Sala resiste, silenzio del Pd
Serve un “quadro più completo” anche perché il Comune di Milano “non si riconosce nella lettura che viene riportata”, cioè quella della Procura di Milano che ha chiesto l’arresto per 6 personi tra politici, funzionari, imprenditori motivandolo in oltre 400 pagine inviate al tribunale. E se per spingere verso l’uscita di Palazzo Marino l’assessore Guido Bardelli (che non era nemmeno indagato) il sindaco Beppe Sala aveva impiegato più o meno 24 ore, questa volta l’atteggiamento sembra quello della resistenza. Un altro componente della sua giunta, il titolare della delega alla Rigenerazione urbana Giancarlo Tancredi, è indagato e questa volta su di lui pende anche una richiesta di domiciliari, che dovrà valutare il gip. Sala lo ha visto faccia a faccia per un’oretta, ma nessuna decisione è stata presa. “Si sta confrontando con i suoi legali prima di assumere qualunque iniziativa” aggiunge il sindaco. La sua priorità, di nuovo, – nonostante l’ormai notevole numero di inchieste sulle operazioni immobiliari in città e nonostante il coinvolgimento di varie figure politiche e tecniche del Comune – è difendere di nuovo la linea tenuta fin qui, negli ultimi 8 anni: sia tecnico-amministrativa sui vari progetti urbanistici finiti sotto accusa della magistratura ma anche di pezzi della società civile sia politica, il cui simbolo è il blitz – fallito – per portare a buca il famigerato decreto “Salva Milano”, battezzato per antonomasia del resto. “Da diversi mesi – dice Sala – l’Amministrazione comunale ha intrapreso un percorso di riorganizzazione e ha assunto nuovi provvedimenti – ha aggiunto – gli ultimi accadimenti dovranno essere compresi e valutati perché non venga vanificato il prezioso percorso intrapreso”.

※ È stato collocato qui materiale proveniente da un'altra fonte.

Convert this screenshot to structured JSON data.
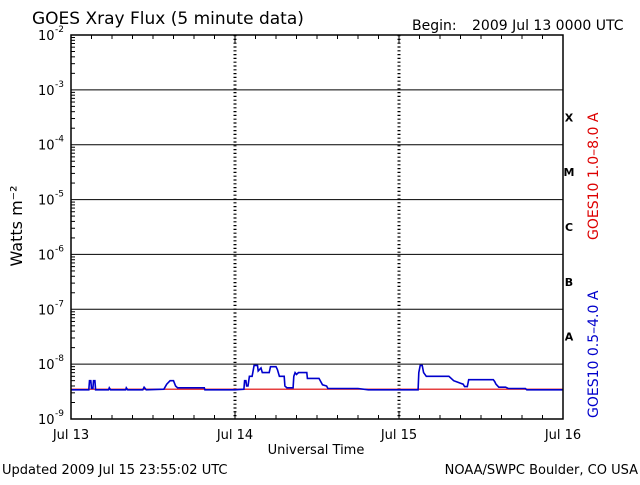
{
  "header": {
    "title": "GOES Xray Flux (5 minute data)",
    "begin_label": "Begin:",
    "begin_value": "2009 Jul 13 0000 UTC"
  },
  "footer": {
    "updated": "Updated 2009 Jul 15 23:55:02 UTC",
    "source": "NOAA/SWPC Boulder, CO USA"
  },
  "chart_data": {
    "type": "line",
    "title": "GOES Xray Flux (5 minute data)",
    "xlabel": "Universal Time",
    "ylabel": "Watts m⁻²",
    "yscale": "log",
    "ylim": [
      1e-09,
      0.01
    ],
    "xlim": [
      0,
      72
    ],
    "x_unit_note": "hours from 2009 Jul 13 0000 UTC",
    "x_ticks": [
      {
        "x": 0,
        "label": "Jul 13"
      },
      {
        "x": 24,
        "label": "Jul 14"
      },
      {
        "x": 48,
        "label": "Jul 15"
      },
      {
        "x": 72,
        "label": "Jul 16"
      }
    ],
    "y_ticks": [
      {
        "exp": -9,
        "label": "10",
        "sup": "-9"
      },
      {
        "exp": -8,
        "label": "10",
        "sup": "-8"
      },
      {
        "exp": -7,
        "label": "10",
        "sup": "-7"
      },
      {
        "exp": -6,
        "label": "10",
        "sup": "-6"
      },
      {
        "exp": -5,
        "label": "10",
        "sup": "-5"
      },
      {
        "exp": -4,
        "label": "10",
        "sup": "-4"
      },
      {
        "exp": -3,
        "label": "10",
        "sup": "-3"
      },
      {
        "exp": -2,
        "label": "10",
        "sup": "-2"
      }
    ],
    "flare_classes": [
      {
        "label": "A",
        "exp": -7.5
      },
      {
        "label": "B",
        "exp": -6.5
      },
      {
        "label": "C",
        "exp": -5.5
      },
      {
        "label": "M",
        "exp": -4.5
      },
      {
        "label": "X",
        "exp": -3.5
      }
    ],
    "grid": true,
    "series": [
      {
        "name": "GOES10 1.0–8.0 A",
        "color": "#dd0000",
        "points": [
          [
            0,
            3.5e-09
          ],
          [
            72,
            3.5e-09
          ]
        ]
      },
      {
        "name": "GOES10 0.5–4.0 A",
        "color": "#0000cc",
        "points": [
          [
            0,
            3.4e-09
          ],
          [
            2.6,
            3.4e-09
          ],
          [
            2.7,
            5e-09
          ],
          [
            2.9,
            5e-09
          ],
          [
            3.0,
            3.6e-09
          ],
          [
            3.2,
            3.6e-09
          ],
          [
            3.3,
            5e-09
          ],
          [
            3.5,
            5e-09
          ],
          [
            3.6,
            3.4e-09
          ],
          [
            5.5,
            3.4e-09
          ],
          [
            5.6,
            3.7e-09
          ],
          [
            5.8,
            3.4e-09
          ],
          [
            8.0,
            3.4e-09
          ],
          [
            8.1,
            3.7e-09
          ],
          [
            8.3,
            3.4e-09
          ],
          [
            10.5,
            3.4e-09
          ],
          [
            10.7,
            3.8e-09
          ],
          [
            11.0,
            3.4e-09
          ],
          [
            13.6,
            3.5e-09
          ],
          [
            14.0,
            4.3e-09
          ],
          [
            14.5,
            5e-09
          ],
          [
            15.0,
            5e-09
          ],
          [
            15.3,
            4e-09
          ],
          [
            15.6,
            3.7e-09
          ],
          [
            16.0,
            3.7e-09
          ],
          [
            19.5,
            3.7e-09
          ],
          [
            19.6,
            3.4e-09
          ],
          [
            24.0,
            3.4e-09
          ],
          [
            25.3,
            3.5e-09
          ],
          [
            25.4,
            5e-09
          ],
          [
            25.6,
            5e-09
          ],
          [
            25.7,
            4e-09
          ],
          [
            25.9,
            4e-09
          ],
          [
            26.1,
            6e-09
          ],
          [
            26.5,
            6e-09
          ],
          [
            26.6,
            7e-09
          ],
          [
            26.8,
            9.5e-09
          ],
          [
            27.3,
            9.5e-09
          ],
          [
            27.4,
            7.5e-09
          ],
          [
            27.8,
            8.5e-09
          ],
          [
            28.0,
            7e-09
          ],
          [
            29.0,
            7e-09
          ],
          [
            29.2,
            9e-09
          ],
          [
            30.0,
            9e-09
          ],
          [
            30.2,
            8e-09
          ],
          [
            30.5,
            6e-09
          ],
          [
            31.2,
            6e-09
          ],
          [
            31.3,
            4e-09
          ],
          [
            31.6,
            3.7e-09
          ],
          [
            32.5,
            3.7e-09
          ],
          [
            32.6,
            6e-09
          ],
          [
            32.8,
            7e-09
          ],
          [
            33.0,
            6.5e-09
          ],
          [
            33.3,
            7e-09
          ],
          [
            34.5,
            7e-09
          ],
          [
            34.6,
            5.5e-09
          ],
          [
            36.3,
            5.5e-09
          ],
          [
            36.8,
            4.2e-09
          ],
          [
            37.4,
            4e-09
          ],
          [
            37.6,
            3.6e-09
          ],
          [
            42.0,
            3.6e-09
          ],
          [
            43.5,
            3.4e-09
          ],
          [
            48.0,
            3.4e-09
          ],
          [
            50.8,
            3.4e-09
          ],
          [
            50.9,
            7e-09
          ],
          [
            51.1,
            9.5e-09
          ],
          [
            51.4,
            9.5e-09
          ],
          [
            51.6,
            7e-09
          ],
          [
            52.0,
            6e-09
          ],
          [
            55.3,
            6e-09
          ],
          [
            56.0,
            5e-09
          ],
          [
            57.0,
            4.5e-09
          ],
          [
            57.4,
            4.3e-09
          ],
          [
            57.6,
            3.9e-09
          ],
          [
            58.0,
            3.9e-09
          ],
          [
            58.2,
            5.2e-09
          ],
          [
            61.8,
            5.2e-09
          ],
          [
            62.0,
            4.8e-09
          ],
          [
            62.2,
            4.3e-09
          ],
          [
            62.6,
            3.8e-09
          ],
          [
            63.6,
            3.8e-09
          ],
          [
            64.0,
            3.6e-09
          ],
          [
            66.5,
            3.6e-09
          ],
          [
            66.7,
            3.4e-09
          ],
          [
            72,
            3.4e-09
          ]
        ]
      }
    ]
  }
}
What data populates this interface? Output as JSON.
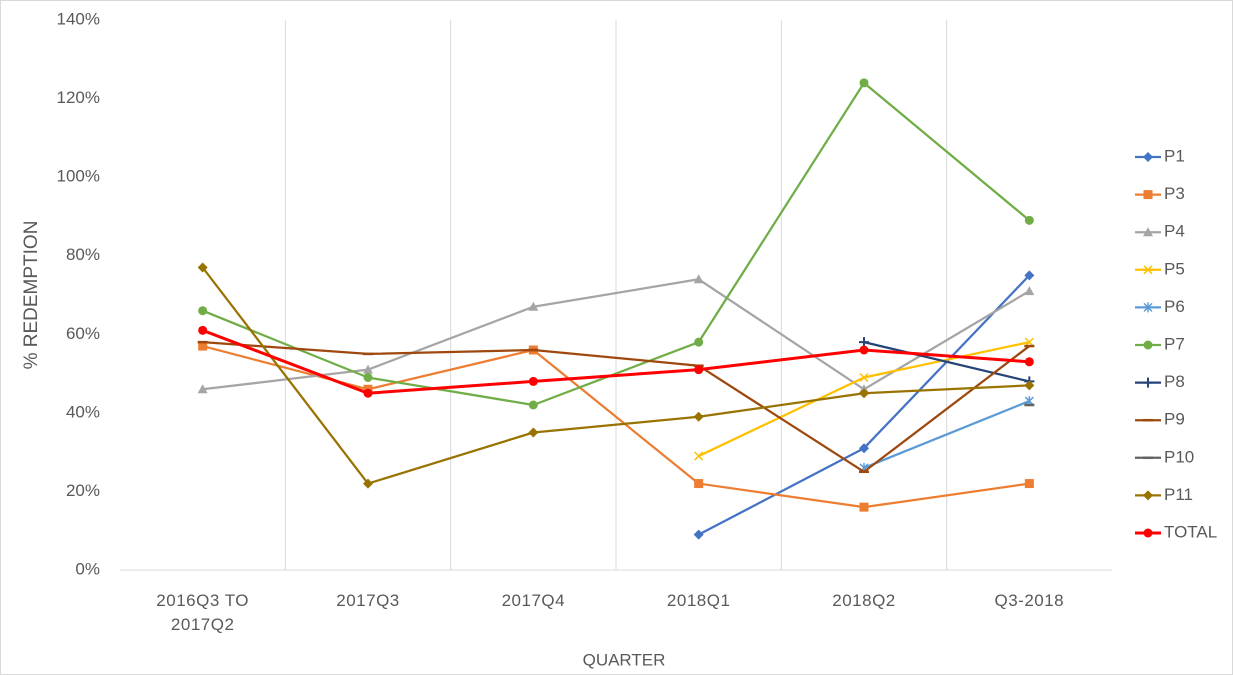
{
  "chart_data": {
    "type": "line",
    "xlabel": "QUARTER",
    "ylabel": "% REDEMPTION",
    "categories": [
      "2016Q3 TO 2017Q2",
      "2017Q3",
      "2017Q4",
      "2018Q1",
      "2018Q2",
      "Q3-2018"
    ],
    "ylim": [
      0,
      140
    ],
    "yticks": [
      {
        "value": 0,
        "label": "0%"
      },
      {
        "value": 20,
        "label": "20%"
      },
      {
        "value": 40,
        "label": "40%"
      },
      {
        "value": 60,
        "label": "60%"
      },
      {
        "value": 80,
        "label": "80%"
      },
      {
        "value": 100,
        "label": "100%"
      },
      {
        "value": 120,
        "label": "120%"
      },
      {
        "value": 140,
        "label": "140%"
      }
    ],
    "xgrid": true,
    "legend": "right",
    "series": [
      {
        "name": "P1",
        "color": "#4472c4",
        "marker": "diamond",
        "values": [
          null,
          null,
          null,
          9,
          31,
          75
        ]
      },
      {
        "name": "P3",
        "color": "#ed7d31",
        "marker": "square",
        "values": [
          57,
          46,
          56,
          22,
          16,
          22
        ]
      },
      {
        "name": "P4",
        "color": "#a5a5a5",
        "marker": "triangle",
        "values": [
          46,
          51,
          67,
          74,
          46,
          71
        ]
      },
      {
        "name": "P5",
        "color": "#ffc000",
        "marker": "x",
        "values": [
          null,
          null,
          null,
          29,
          49,
          58
        ]
      },
      {
        "name": "P6",
        "color": "#5b9bd5",
        "marker": "star",
        "values": [
          null,
          null,
          null,
          null,
          26,
          43
        ]
      },
      {
        "name": "P7",
        "color": "#70ad47",
        "marker": "circle",
        "values": [
          66,
          49,
          42,
          58,
          124,
          89
        ]
      },
      {
        "name": "P8",
        "color": "#264478",
        "marker": "plus",
        "values": [
          null,
          null,
          null,
          null,
          58,
          48
        ]
      },
      {
        "name": "P9",
        "color": "#9e480e",
        "marker": "dash",
        "values": [
          58,
          55,
          56,
          52,
          25,
          57
        ]
      },
      {
        "name": "P10",
        "color": "#636363",
        "marker": "dash",
        "values": [
          null,
          null,
          null,
          null,
          null,
          42
        ]
      },
      {
        "name": "P11",
        "color": "#997300",
        "marker": "diamond",
        "values": [
          77,
          22,
          35,
          39,
          45,
          47
        ]
      },
      {
        "name": "TOTAL",
        "color": "#ff0000",
        "marker": "circle",
        "values": [
          61,
          45,
          48,
          51,
          56,
          53
        ]
      }
    ]
  }
}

Da un piccolo caso, un palazzo tirato su dentro un cortile, venuto a galla quasi tre anni fa fino all’ultimo passo di un’indagine che sta terremotando Palazzo Marino con una valanga giudiziaria che promette ulteriori sviluppi. La morsa stretta dalla Procura di Milano su un “sistema” di “speculazione edilizia selvaggia“, rimasto “indisturbato” per anni cambiando lo skyline della città, ha portato oggi alla richiesta di arresto per un assessore del Comune con accuse di concorso in corruzione, falso e induzione indebita. Tancredi, architetto, per anni dirigente del Comune e assessore dal 2021, è il primo esponente della giunta ad essere indagato nelle inchieste sull’urbanistica, in cui sono stati coinvolti fino ad ora attuali ed ex dirigenti e funzionari comunali. A causa delle inchieste però ci sono già state delle dimissioni in giunta, quelle dell’ex assessore alla Casa Guido Bardelli, che non era indagato, ma le cui chat con Giovanni Oggioni sono finite nelle carte dell’inchiesta. Nelle carte di quest’ultima inchiesta i pm usano parole pesanti sull’attività amministrativa in tema di urbanistica: parlano di “eversive degenerazioni in commissione paesaggio”, di “un’azione viziata da una corruzione circolare” e dell’assessore Tancredi “in sintonia con Sala“.
Le conseguenze politiche immediate sono le richieste di dimissioni di Fratelli d’Italia, della Lega (che pure sosteneva il Salva Milano), del M5s che parla attraverso il suo leader Giuseppe Conte. Perfino a Forza Italia viene da dire che serve più trasparenza. A risuonare, com’è evidente, è il silenzio del Partito Democratico che lascia il solo Sala a rispondere, con quella nota più che stringata, alle accuse che la Procura muove non tanto al sindaco quanto all’intera linea amministrativa in materia di urbanistica. I dem – consapevoli da una parte del carattere simbolico della giunta di Milano – sono circondati da alleati che non ne possono più di questo stillicidio. “Per noi è una questione politica – dice Angelo Bonelli, dei Verdi -. Non eravamo contrari al decreto Salva Milano per motivi ideologici, e lo stesso vale per il nuovo stadio, ma ritenevamo – e riteniamo – che Milano abbia l’urgenza di cambiare le proprie politiche urbanistiche”. Chiede di fermare i progetti di “rigenerazione urbana”, da San Siro a Piazzale Loreto. “La magistratura faccia chiarezza, ma la politica faccia la sua parte” conclude il deputato di Verdi-Sinistra. Nemmeno Conte fa “nomi e cognomi” questa volta ma il messaggio è diretto: “Lasciamo che la magistratura faccia il suo corso, ma attendiamo che chi ha la responsabilità politica tragga le conseguenze”.